Elle me serra dans ses bras, et le répéta encore. Elle desserra mes doigts tranquillement, et retira la lame de ma main. Quand elle l'eut prise, je me détendis subtilement. Je respirai mieux. Je m'étais retrouvée face à cette lame, cachée parmi les vestiges de mon ancienne vie, oubliée de tous. Face à ces photographies, la tentation avait été très grande. Pourtant, j'avais résisté suffisamment longtemps pour que ma tutrice me vienne en aide. Cette personne qui répétait en boucle ce refrain dont j'avais tant besoin.

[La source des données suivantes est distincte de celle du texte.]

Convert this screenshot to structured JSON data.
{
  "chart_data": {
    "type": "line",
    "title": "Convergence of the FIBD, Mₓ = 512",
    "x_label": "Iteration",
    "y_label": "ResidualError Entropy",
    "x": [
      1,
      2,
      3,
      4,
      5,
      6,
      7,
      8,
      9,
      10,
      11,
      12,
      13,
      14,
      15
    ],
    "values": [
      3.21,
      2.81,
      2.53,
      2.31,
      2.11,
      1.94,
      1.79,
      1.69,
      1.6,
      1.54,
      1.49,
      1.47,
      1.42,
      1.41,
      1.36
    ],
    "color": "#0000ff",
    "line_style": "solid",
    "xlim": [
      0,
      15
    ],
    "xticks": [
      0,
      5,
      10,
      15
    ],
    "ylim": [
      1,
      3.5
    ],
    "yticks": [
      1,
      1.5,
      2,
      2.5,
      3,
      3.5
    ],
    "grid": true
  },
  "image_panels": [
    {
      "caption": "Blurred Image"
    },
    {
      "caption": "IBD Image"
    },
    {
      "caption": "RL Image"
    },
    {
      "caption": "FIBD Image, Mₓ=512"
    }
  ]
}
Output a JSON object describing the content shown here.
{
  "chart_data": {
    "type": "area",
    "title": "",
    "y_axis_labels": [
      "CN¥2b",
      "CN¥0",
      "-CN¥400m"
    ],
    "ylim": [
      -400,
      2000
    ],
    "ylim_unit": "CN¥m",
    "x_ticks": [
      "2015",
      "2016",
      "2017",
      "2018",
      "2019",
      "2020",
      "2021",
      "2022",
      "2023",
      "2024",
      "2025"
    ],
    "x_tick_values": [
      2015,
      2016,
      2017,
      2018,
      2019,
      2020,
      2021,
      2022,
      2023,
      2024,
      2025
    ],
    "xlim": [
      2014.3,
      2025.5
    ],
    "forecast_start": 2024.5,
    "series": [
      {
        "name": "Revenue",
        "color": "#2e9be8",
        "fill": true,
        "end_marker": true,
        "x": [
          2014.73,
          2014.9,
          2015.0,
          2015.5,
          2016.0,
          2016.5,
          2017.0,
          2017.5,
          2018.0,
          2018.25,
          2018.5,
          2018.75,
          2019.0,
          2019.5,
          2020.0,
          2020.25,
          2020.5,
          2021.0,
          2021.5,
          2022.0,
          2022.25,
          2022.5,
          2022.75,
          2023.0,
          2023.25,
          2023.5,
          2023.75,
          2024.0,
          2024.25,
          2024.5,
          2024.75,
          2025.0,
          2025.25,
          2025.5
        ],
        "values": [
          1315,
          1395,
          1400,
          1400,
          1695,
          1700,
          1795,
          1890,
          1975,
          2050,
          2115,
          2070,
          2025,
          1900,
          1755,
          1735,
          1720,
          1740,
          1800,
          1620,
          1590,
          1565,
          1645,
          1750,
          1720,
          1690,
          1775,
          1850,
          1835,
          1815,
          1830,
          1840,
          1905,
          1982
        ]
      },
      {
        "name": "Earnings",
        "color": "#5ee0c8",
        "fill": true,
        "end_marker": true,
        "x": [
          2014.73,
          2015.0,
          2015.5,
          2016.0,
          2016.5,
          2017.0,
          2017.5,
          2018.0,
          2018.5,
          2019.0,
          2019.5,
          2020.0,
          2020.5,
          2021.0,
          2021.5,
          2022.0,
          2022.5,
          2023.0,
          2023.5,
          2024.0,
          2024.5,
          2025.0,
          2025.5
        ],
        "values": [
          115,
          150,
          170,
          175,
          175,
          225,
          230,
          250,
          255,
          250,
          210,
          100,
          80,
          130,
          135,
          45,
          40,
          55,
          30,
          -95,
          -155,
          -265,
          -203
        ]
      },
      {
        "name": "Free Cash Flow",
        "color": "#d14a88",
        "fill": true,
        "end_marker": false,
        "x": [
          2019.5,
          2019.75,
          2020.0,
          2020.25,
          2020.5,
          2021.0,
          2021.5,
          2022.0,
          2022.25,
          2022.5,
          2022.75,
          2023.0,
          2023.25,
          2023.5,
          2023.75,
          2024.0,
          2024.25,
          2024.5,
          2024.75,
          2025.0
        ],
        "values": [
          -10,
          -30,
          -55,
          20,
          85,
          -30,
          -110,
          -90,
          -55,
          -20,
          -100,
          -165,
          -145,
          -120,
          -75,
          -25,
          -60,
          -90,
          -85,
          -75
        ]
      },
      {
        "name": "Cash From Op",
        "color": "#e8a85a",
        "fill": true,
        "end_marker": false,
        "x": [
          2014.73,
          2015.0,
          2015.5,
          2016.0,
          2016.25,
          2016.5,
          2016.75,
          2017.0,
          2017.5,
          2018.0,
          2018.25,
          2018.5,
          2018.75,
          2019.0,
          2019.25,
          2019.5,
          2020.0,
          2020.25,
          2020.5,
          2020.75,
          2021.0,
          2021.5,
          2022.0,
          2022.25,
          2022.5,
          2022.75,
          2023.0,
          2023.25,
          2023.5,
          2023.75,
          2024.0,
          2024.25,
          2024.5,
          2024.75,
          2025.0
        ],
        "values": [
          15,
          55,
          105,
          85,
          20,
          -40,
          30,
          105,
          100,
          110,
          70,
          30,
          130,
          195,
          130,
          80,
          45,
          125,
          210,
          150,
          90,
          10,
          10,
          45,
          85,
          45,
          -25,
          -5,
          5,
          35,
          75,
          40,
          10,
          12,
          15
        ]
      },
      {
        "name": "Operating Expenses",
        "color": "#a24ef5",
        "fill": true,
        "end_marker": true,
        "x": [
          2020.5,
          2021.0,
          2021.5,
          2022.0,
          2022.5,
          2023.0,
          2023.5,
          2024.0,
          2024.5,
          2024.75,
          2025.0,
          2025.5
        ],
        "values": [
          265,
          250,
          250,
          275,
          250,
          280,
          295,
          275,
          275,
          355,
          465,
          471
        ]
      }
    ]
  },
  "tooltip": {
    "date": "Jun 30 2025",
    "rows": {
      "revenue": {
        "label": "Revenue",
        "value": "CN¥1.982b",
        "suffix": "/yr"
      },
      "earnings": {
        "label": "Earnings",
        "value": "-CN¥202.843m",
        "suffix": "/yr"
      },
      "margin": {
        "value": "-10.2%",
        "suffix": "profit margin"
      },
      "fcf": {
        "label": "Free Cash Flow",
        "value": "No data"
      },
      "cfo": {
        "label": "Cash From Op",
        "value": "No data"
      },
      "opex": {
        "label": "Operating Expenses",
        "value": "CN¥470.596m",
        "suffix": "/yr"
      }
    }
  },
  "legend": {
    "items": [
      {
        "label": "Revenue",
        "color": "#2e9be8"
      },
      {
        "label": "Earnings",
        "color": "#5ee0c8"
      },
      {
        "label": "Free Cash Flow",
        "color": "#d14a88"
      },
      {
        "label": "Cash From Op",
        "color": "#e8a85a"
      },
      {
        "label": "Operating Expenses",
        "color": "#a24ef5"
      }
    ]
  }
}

- Ce n'est pas ta faute. Ne crains rien tout va bien se passer. Je suis là, c'est fini. Camille, fais-moi confiance.
- Je suis désolée, chuchotai-je.
- Ne le sois pas. C'est très bien de ne pas l'avoir fait. Même si nous devons quand même soigner cette main. Tu as tenu le coup, je suis fière de toi.
Elle finit par me lâcher. Elle se leva, et m'aida à faire de même. Nous allâmes dans la salle de bain où elle désinfecta ma blessure pas assez profonde pour des points de suture mais suffisamment pour qu'un pansement avec de la gaze soit nécessaire. Enfin, nous rejoignîmes Joseph dans la cuisine pour profiter des croque-monsieur préparés le matin par Evelyn et lui.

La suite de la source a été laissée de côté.